Um pouco da compaixão do universo austeniano
Há pouco tempo, ao reler trechos do romance Razão e Sensibilidade, de Jane Austen, fui novamente cativada pelo episódio transcrito abaixo, um dos que explicam o porquê de Elinor Dashwood, protagonista da referida obra, ser minha heroína literária preferida. Apesar de aparentemente simples, a passagem ilustra, por meio da personagem em questão, a qual, a propósito, pouco conhecia o coronel Brandon até então, a importância de não ceder a julgamentos alheios como norte para definir a personalidade ou as propensões de alguém, mesmo que contra este certas circunstâncias possam ser pouco auspiciosas. São, em suma, defendidos a cautela, o conhecimento e o discernimento como fatores necessários para emitir um juízo de valor a respeito de um indivíduo, a fim de que este não seja alvo de preconceitos, de menosprezo e, assim, de interpretações equivocadas. Não farei exposições particulares acerca do enredo de Razão e Sensibilidade, para que aqueles que ainda não o leram não se depararem com informações cruciais antes da hora, porém as pessoas que conhecem – e compreendem – sua trama sabem o quão relevante evidencia-se o episódio a seguir não só de forma isolada, mas também (e principalmente) na conjuntura do romance, com base nos desdobramentos e nos significados que se descortinam, pouco a pouco, para o leitor. Em suma, a palavra-chave que deve guiar uma conduta decente para com o próximo, ensina-nos Austen, é compaixão.
"– Brandon é o tipo de homem – disse Willoughby um dia, quando comentavam a respeito dele – de quem todos falam bem, mas com que ninguém se importa; que todos se encantam de encontrar, mas que ninguém se lembra de chamar.
– Mas não se divirtam com isso – interferiu Elinor –, pois seriam injustos. Ele é muito estimado por todas as famílias de Barton Park. Eu mesma jamais o vejo sem fazer o possível para conversar com ele.
– Com certeza – comentou Willoughby –, é um privilégio dele ser considerado pela senhorita, mas quanto à estima que receberia dos outros, é um fracasso vergonhoso. Quem se submeteria à indignidade de ser aprovado por mulheres como lady Middleton e a sra. Jennings, aprovação esta que pode provocar a indiferença de todos os demais?
– Entretanto, talvez os insultos vindos de pessoas como o senhor e Marianne possam contrabalançar as atitudes de lady Middleton e da mãe dela. Se o apreço delas significa censura, a censura de vocês pode ser apreço, pois essas senhoras não são mais sem discernimento quanto vocês são preconceituosos e injustos.
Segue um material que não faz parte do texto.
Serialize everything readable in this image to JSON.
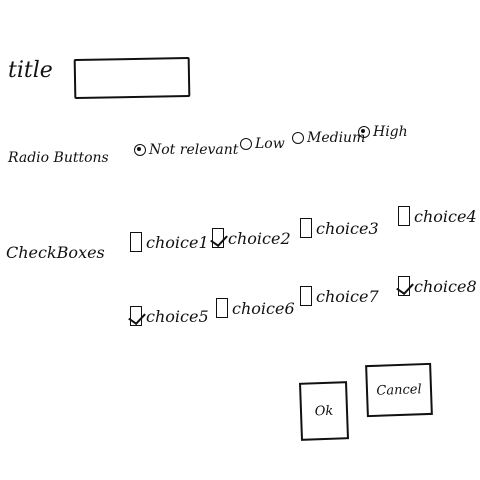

– A senhorita pode ser muito insolente em defesa do seu protegido...
– O meu protegido, como o senhor o chama, é um homem sensível, e sensibilidade sempre foi uma atração para mim. Sim, Marianne, isso existe mesmo em um homem entre os trinta e os quarenta anos. O coronel Brandon já viu uma boa parte do mundo, viajou, leu e pensou muito. Descobri que é capaz de me dar informações a respeito de incontáveis assuntos e sempre respondeu às minhas perguntas com o desembaraço e presteza da sabedoria e da boa vontade.
– Isso significa – replicou Marianne, acaloradamente – que ele lhe contou que no leste da Índia o clima é quente e os mosquitos são importunos.
– Ele poderia ter me contado isso, não duvido, se eu lhe perguntasse, mas acontece que há detalhes como esse que já conheço, graças a informações anteriores.
– Talvez – ironizou Willoughby – as observações dele tenham se estendido até a existência de nababos, moedas de ouro e palanquins.
– Devo aventurar-me a dizer que as observações dele alcançaram muito mais adiante do ponto em que chega a sua candura. Por que não gosta dele?
– Não é que eu não goste dele. Ao contrário, eu o considero um cavalheiro muito respeitável, de quem todo mundo fala bem, mas que ninguém nota; que tem mais dinheiro do que pode gastar, tempo demais que não sabe como usar e duas casacas novas por ano.
– Acrescente também – apoiou Marianne – que ele não tem sagacidade, bom gosto, nem espírito. Que sua inteligência não é brilhante, seus sentimentos não têm ardor e sua voz é sem expressão.
– Você baseia as imperfeições dele na quantidade – retrucou Elinor – e, a maior parte, na força da sua própria imaginação quando o considera frio e insípido; mas nada posso refutar nesse ponto. Todavia, eu posso afirmar que ele é um homem sensível, bem-educado, bem informado, gentil e tenho certeza de que possui um bom coração."